Crazed Canadian Cow Killed

Toronto police were forced to shoot a belligerent cow after it rampaged through the city for four hours. The cow was set loose following an accident and the police tried for some four hours to capture the animal before it charged and the officer who found himself in the animal's path was forced to shoot.

The steer injured two people and repeatedly charged at police after a trailer carrying it and several other cows flipped over on a freeway, Ontario Provincial Police Constable Dave Woodford told reporters.

After four hours of trying to corral the 1,000-pound (450-kilogram) animal, an officer finally took it down for safety reasons, using his service revolver, he said.

"We were following this cow that was running in the main streets of the (suburban neighborhood) and all of a sudden it turned and started charging at the officer," said Woodford.

"He just pulled his handgun out and started shooting at it. It would be like a car coming at you, that's what it would be like," he said, adding that the officer fired more than a dozen bullets at the steer.

"Service revolver."  Brilliant reporting. The Toronto police use - as many police departments do - Glock 22's or 23's. Which explains the firing of more than a dozen bullets. (The Glock is a pistol, not a revolver.) 

  • By Bob, Friday, 21 March , 2008 @ 6:01 am

    Actually, the Glock is an AUTOMATIC pistol. Pistol is the generic term for any hand gun.

  • By feeblemind, Friday, 21 March , 2008 @ 7:25 am

    You guys noticed the part about the firearm. First thing I noticed was that the animal was both a cow and a steer.

  • By HB, Friday, 21 March , 2008 @ 9:42 am

    The police should have requested someone, be it a wildlife officer or even the Humane Society or SPCA, to bring them a tranquilizer gun. That steer did not need to go through a three-hour nerve-wrecking chase before being showered with bullets. The OPP was extremely inept. Well, this is Canada after all, where the animal cruelty laws are a century old and animals are considered “property”. Pretty civilized, eh?

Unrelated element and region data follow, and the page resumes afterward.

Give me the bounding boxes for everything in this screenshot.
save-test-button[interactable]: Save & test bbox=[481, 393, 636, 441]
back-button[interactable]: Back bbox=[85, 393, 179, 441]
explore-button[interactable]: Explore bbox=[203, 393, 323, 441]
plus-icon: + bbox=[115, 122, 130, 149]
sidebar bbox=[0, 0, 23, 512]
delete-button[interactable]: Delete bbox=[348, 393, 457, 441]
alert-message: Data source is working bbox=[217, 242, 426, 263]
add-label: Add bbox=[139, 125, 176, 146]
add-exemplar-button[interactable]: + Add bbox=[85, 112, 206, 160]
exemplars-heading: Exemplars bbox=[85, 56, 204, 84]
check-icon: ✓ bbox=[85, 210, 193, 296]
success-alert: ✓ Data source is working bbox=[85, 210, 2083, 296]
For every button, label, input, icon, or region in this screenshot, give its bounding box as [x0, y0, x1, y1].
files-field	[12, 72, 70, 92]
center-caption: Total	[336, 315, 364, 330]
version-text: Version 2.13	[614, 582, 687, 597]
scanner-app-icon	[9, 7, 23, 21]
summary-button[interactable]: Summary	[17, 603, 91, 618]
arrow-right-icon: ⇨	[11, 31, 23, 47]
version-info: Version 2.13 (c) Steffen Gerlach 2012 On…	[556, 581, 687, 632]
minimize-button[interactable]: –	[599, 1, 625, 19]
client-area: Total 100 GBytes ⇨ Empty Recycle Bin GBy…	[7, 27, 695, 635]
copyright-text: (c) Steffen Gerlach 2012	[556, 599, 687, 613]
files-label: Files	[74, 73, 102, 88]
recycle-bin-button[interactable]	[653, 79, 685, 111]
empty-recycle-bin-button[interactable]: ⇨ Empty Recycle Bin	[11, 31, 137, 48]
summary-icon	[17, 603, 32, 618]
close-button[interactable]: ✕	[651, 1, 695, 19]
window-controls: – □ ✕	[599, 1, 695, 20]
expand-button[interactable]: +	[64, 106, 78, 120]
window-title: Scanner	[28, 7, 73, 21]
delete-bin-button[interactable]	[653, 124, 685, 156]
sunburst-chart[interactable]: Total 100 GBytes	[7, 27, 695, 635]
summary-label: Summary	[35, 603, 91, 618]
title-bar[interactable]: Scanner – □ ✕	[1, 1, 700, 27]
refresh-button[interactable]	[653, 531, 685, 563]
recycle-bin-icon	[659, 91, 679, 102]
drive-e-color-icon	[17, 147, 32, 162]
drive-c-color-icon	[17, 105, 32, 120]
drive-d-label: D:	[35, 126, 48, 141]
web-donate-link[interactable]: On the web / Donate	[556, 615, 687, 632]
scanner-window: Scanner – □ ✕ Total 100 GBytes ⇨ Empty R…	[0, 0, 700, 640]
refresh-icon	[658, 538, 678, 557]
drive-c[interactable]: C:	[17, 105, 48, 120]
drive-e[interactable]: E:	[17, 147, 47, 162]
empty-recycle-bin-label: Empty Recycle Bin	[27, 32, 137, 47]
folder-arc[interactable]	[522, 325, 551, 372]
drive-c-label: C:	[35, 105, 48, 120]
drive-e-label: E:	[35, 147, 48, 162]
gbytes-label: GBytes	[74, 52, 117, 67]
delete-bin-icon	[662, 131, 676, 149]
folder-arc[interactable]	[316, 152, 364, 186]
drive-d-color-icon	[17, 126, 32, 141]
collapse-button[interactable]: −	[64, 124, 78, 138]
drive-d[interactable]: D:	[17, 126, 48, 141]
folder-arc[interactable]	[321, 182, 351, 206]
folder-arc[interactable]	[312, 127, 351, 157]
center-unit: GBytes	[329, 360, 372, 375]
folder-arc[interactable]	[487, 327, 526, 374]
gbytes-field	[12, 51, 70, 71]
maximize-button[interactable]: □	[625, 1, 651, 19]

  • By Mockinbird, Friday, 21 March , 2008 @ 2:41 pm

    I hope that the meat will go to an orphanage or similar institution.

  • By Gaius, Friday, 21 March , 2008 @ 5:49 pm

    Actually, Bob, the "automatic" is misleading. It is a self-loading or autoloading semiautomatic pistol. To a shooter, the terms pistol and revolver are not generally interchangeable. Mostly we use the term handgun as the general term.

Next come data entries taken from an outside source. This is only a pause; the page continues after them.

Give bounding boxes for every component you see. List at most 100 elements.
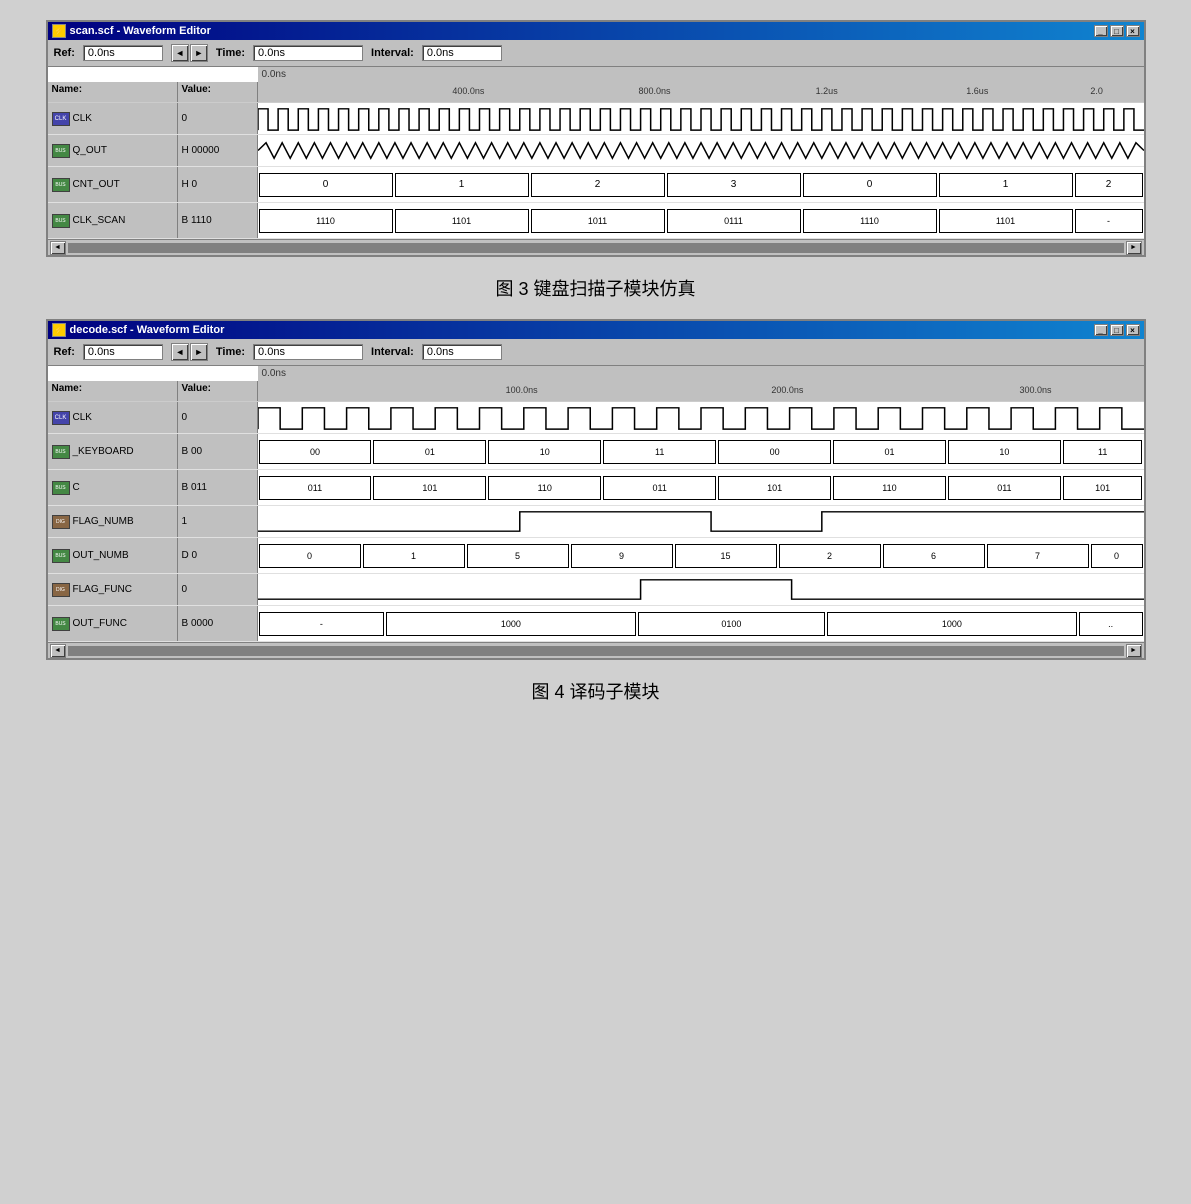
list-item: 0 bbox=[1091, 544, 1143, 568]
outnumb-name: BUS OUT_NUMB bbox=[48, 538, 178, 573]
minimize-btn-2[interactable]: _ bbox=[1094, 324, 1108, 336]
list-item: .. bbox=[1079, 612, 1143, 636]
outnumb-icon: BUS bbox=[52, 549, 70, 563]
interval-label-1: Interval: bbox=[371, 47, 414, 59]
flagnumb-icon: DIG bbox=[52, 515, 70, 529]
list-item: - bbox=[1075, 209, 1143, 233]
list-item: 3 bbox=[667, 173, 801, 197]
list-item: 1011 bbox=[531, 209, 665, 233]
title-controls-1: _ □ × bbox=[1094, 25, 1140, 37]
interval-input-2[interactable] bbox=[422, 344, 502, 360]
cntout-waveform: 0 1 2 3 0 1 2 bbox=[258, 167, 1144, 202]
maximize-btn-2[interactable]: □ bbox=[1110, 324, 1124, 336]
marker-2us: 2.0 bbox=[1090, 86, 1103, 96]
clkscan-icon: BUS bbox=[52, 214, 70, 228]
signal-rows-1: CLK CLK 0 BUS Q_OUT bbox=[48, 103, 1144, 239]
prev-btn-2[interactable]: ◄ bbox=[171, 343, 189, 361]
close-btn-1[interactable]: × bbox=[1126, 25, 1140, 37]
name-col-header-2: Name: bbox=[48, 381, 178, 401]
outnumb-value: D 0 bbox=[178, 538, 258, 573]
table-row: BUS _KEYBOARD B 00 00 01 10 11 00 01 10 bbox=[48, 434, 1144, 470]
flagfunc-name: DIG FLAG_FUNC bbox=[48, 574, 178, 605]
app-icon-2: ⚡ bbox=[52, 323, 66, 337]
clkscan-waveform: 1110 1101 1011 0111 1110 1101 - bbox=[258, 203, 1144, 238]
scroll-left-btn-1[interactable]: ◄ bbox=[50, 241, 66, 255]
flagnumb-svg bbox=[258, 506, 1144, 537]
ref-label-2: Ref: bbox=[54, 346, 75, 358]
clk-svg bbox=[258, 103, 1144, 134]
clk2-value: 0 bbox=[178, 402, 258, 433]
keyboard-waveform: 00 01 10 11 00 01 10 11 bbox=[258, 434, 1144, 469]
list-item: 2 bbox=[1075, 173, 1143, 197]
list-item: 10 bbox=[488, 440, 601, 464]
cursor-time-1: 0.0ns bbox=[258, 67, 1144, 82]
window1-title: scan.scf - Waveform Editor bbox=[70, 25, 211, 37]
prev-btn-1[interactable]: ◄ bbox=[171, 44, 189, 62]
title-controls-2: _ □ × bbox=[1094, 324, 1140, 336]
clk2-svg bbox=[258, 402, 1144, 433]
title-bar-2: ⚡ decode.scf - Waveform Editor _ □ × bbox=[48, 321, 1144, 339]
app-icon-1: ⚡ bbox=[52, 24, 66, 38]
timeline-markers-2: 100.0ns 200.0ns 300.0ns bbox=[258, 381, 1144, 401]
list-item: 1 bbox=[939, 173, 1073, 197]
list-item: 0 bbox=[259, 544, 361, 568]
scroll-left-btn-2[interactable]: ◄ bbox=[50, 644, 66, 658]
scroll-right-btn-1[interactable]: ► bbox=[1126, 241, 1142, 255]
scrollbar-2: ◄ ► bbox=[48, 642, 1144, 658]
minimize-btn-1[interactable]: _ bbox=[1094, 25, 1108, 37]
marker-100ns: 100.0ns bbox=[506, 385, 538, 395]
clk2-name: CLK CLK bbox=[48, 402, 178, 433]
c-name: BUS C bbox=[48, 470, 178, 505]
list-item: 15 bbox=[675, 544, 777, 568]
flagnumb-value: 1 bbox=[178, 506, 258, 537]
flagfunc-waveform bbox=[258, 574, 1144, 605]
name-col-header-1: Name: bbox=[48, 82, 178, 102]
scroll-track-1[interactable] bbox=[68, 243, 1124, 253]
waveform-area-1: 0.0ns Name: Value: 400.0ns 800.0ns 1.2us… bbox=[48, 67, 1144, 255]
list-item: 7 bbox=[987, 544, 1089, 568]
clk2-waveform bbox=[258, 402, 1144, 433]
outfunc-value: B 0000 bbox=[178, 606, 258, 641]
clkscan-value: B 1110 bbox=[178, 203, 258, 238]
list-item: 011 bbox=[603, 476, 716, 500]
keyboard-value: B 00 bbox=[178, 434, 258, 469]
marker-200ns: 200.0ns bbox=[771, 385, 803, 395]
next-btn-1[interactable]: ► bbox=[190, 44, 208, 62]
list-item: 0111 bbox=[667, 209, 801, 233]
outfunc-name: BUS OUT_FUNC bbox=[48, 606, 178, 641]
close-btn-2[interactable]: × bbox=[1126, 324, 1140, 336]
qout-value: H 00000 bbox=[178, 135, 258, 166]
list-item: 1110 bbox=[803, 209, 937, 233]
qout-icon: BUS bbox=[52, 144, 70, 158]
next-btn-2[interactable]: ► bbox=[190, 343, 208, 361]
list-item: 1 bbox=[395, 173, 529, 197]
timeline-markers-1: 400.0ns 800.0ns 1.2us 1.6us 2.0 bbox=[258, 82, 1144, 102]
ref-input-2[interactable] bbox=[83, 344, 163, 360]
maximize-btn-1[interactable]: □ bbox=[1110, 25, 1124, 37]
scroll-right-btn-2[interactable]: ► bbox=[1126, 644, 1142, 658]
table-row: BUS OUT_NUMB D 0 0 1 5 9 15 2 6 bbox=[48, 538, 1144, 574]
list-item: 11 bbox=[1063, 440, 1143, 464]
list-item: 011 bbox=[259, 476, 372, 500]
marker-800ns: 800.0ns bbox=[638, 86, 670, 96]
outnumb-waveform: 0 1 5 9 15 2 6 7 0 bbox=[258, 538, 1144, 573]
clkscan-bus: 1110 1101 1011 0111 1110 1101 - bbox=[258, 207, 1144, 235]
keyboard-icon: BUS bbox=[52, 445, 70, 459]
ref-input-1[interactable] bbox=[83, 45, 163, 61]
value-col-header-1: Value: bbox=[178, 82, 258, 102]
list-item: 1000 bbox=[386, 612, 635, 636]
time-input-2[interactable] bbox=[253, 344, 363, 360]
time-input-1[interactable] bbox=[253, 45, 363, 61]
table-row: DIG FLAG_NUMB 1 bbox=[48, 506, 1144, 538]
keyboard-name: BUS _KEYBOARD bbox=[48, 434, 178, 469]
value-col-header-2: Value: bbox=[178, 381, 258, 401]
table-row: DIG FLAG_FUNC 0 bbox=[48, 574, 1144, 606]
scroll-track-2[interactable] bbox=[68, 646, 1124, 656]
list-item: 11 bbox=[603, 440, 716, 464]
list-item: 9 bbox=[571, 544, 673, 568]
list-item: 110 bbox=[833, 476, 946, 500]
scrollbar-1: ◄ ► bbox=[48, 239, 1144, 255]
interval-input-1[interactable] bbox=[422, 45, 502, 61]
flagfunc-svg bbox=[258, 574, 1144, 605]
clk-waveform bbox=[258, 103, 1144, 134]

  • By martian, Saturday, 22 March , 2008 @ 12:23 pm

    Wow! Since we’re getting so technical I’ll point out that the difference between an "automatic" and "semi-automatic" weapon is the number of bullets that are fired when one pulls the trigger. An "automatic" weapon can fire off its entire clip (for those who don’t know much about guns, the clip is what holds the bullets prior to firing on pretty much all "automatic" and "semi-automatic" weapons) on a single pull of the trigger - you just point the weapon in the direction you want to fire, pull back the trigger and hold it and it hoses down your target with lead. In contrast, a "semi-automatic" weapon fires one bullet for each pull of the trigger. In this case the "automatic" part of the weapon description refers to the way the spent cartridges are discarded - the gun spits it out on its own immediatly after the bullet is fired. This is as opposed to guns like revolvers where the spent cartridge stays in the cylinder until someone opens the cylinder and empties it manually.

  • By Gaius, Saturday, 22 March , 2008 @ 12:38 pm

    The correct term is ‘magazine’. A clip (properly a ’stripper clip’) is something else entirely.

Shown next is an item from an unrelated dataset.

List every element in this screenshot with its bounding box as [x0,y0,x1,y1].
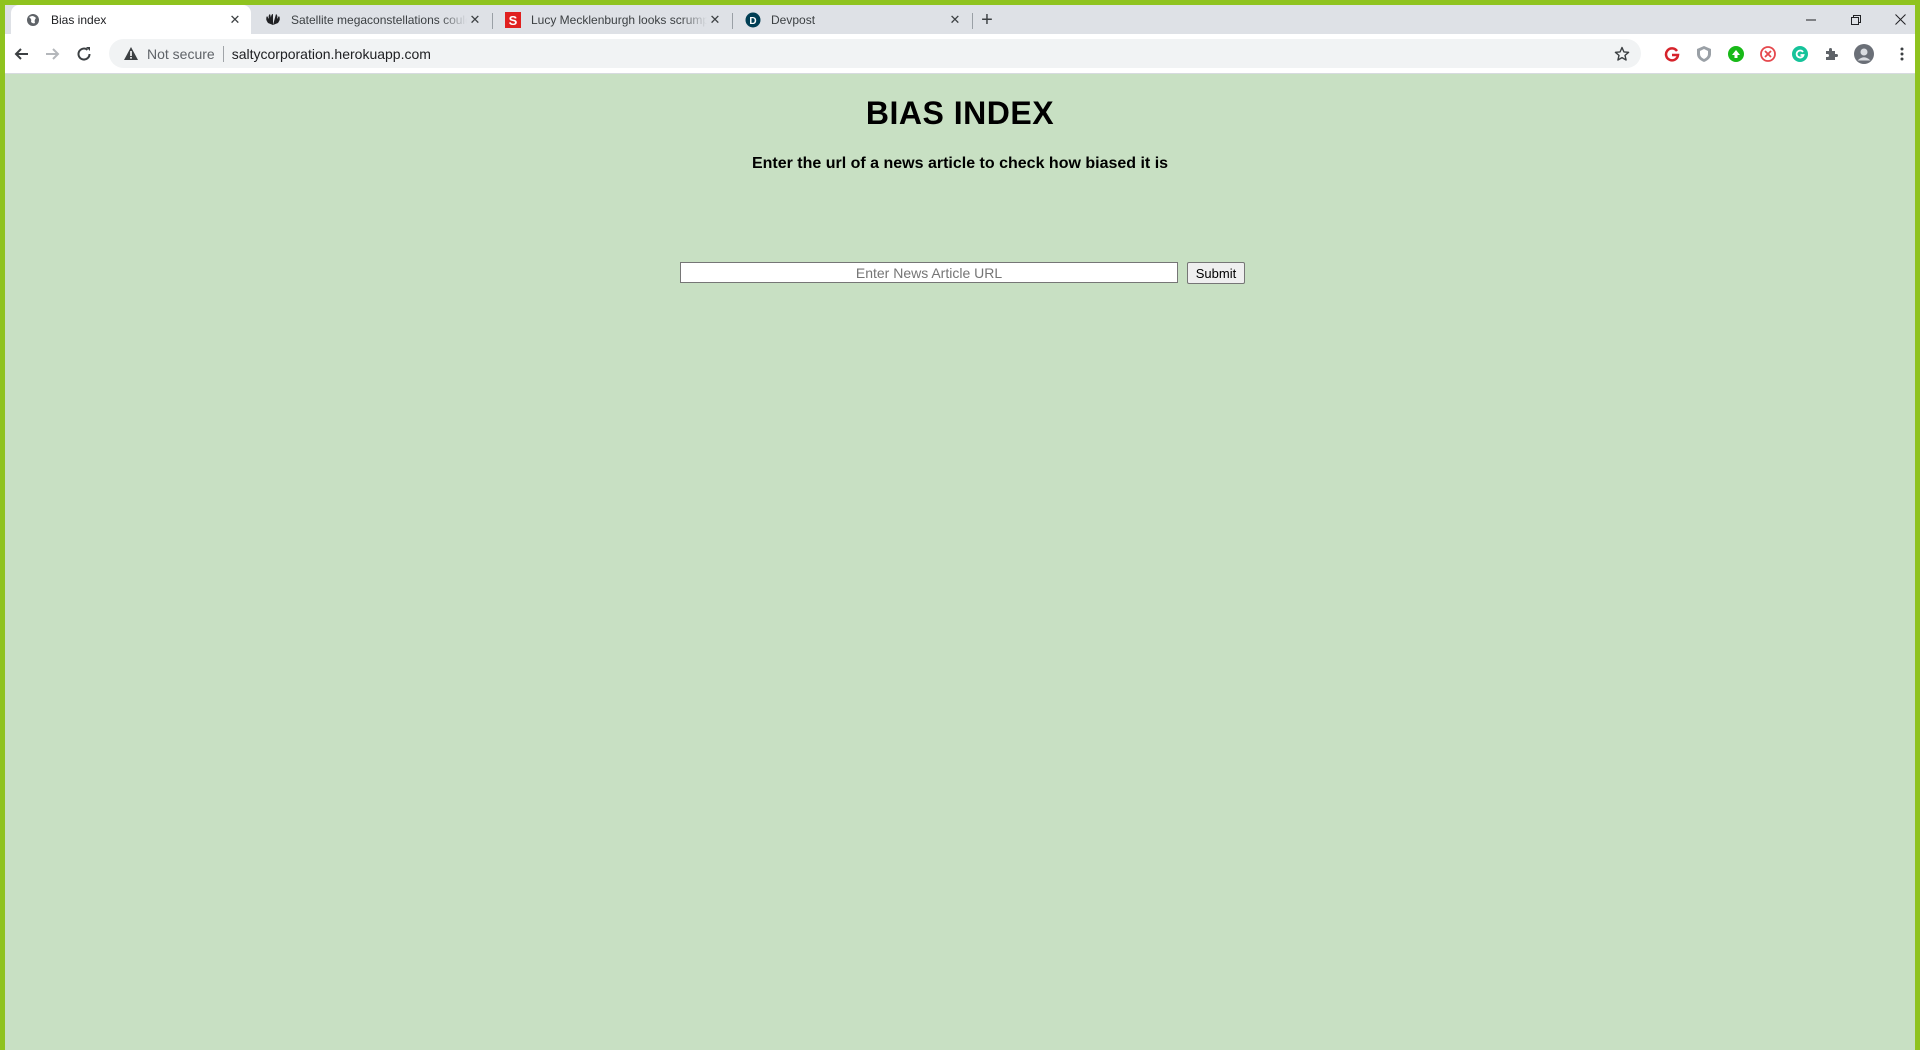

    http://en.wikipedia.org/wiki/Stripper_clip

     

  • By martian, Saturday, 22 March , 2008 @ 12:55 pm

    Gaius, you are absolutley right. I was so busy thinking abnout explaining the difference between "auto" and "semi-auto" that I fell into the very common but errouneous habit of using the terms "clip" and "magazine" interchangeably - they are not the same thing. However, a "stripper clip" is just one type of clip. There are also "En-bloc" clips, "moon clips" and "half moon clips" used for loading different types of weapons and depending on whether the magazine is removable, fixed, or certain cylinder type magazines like the British Webley Revolver.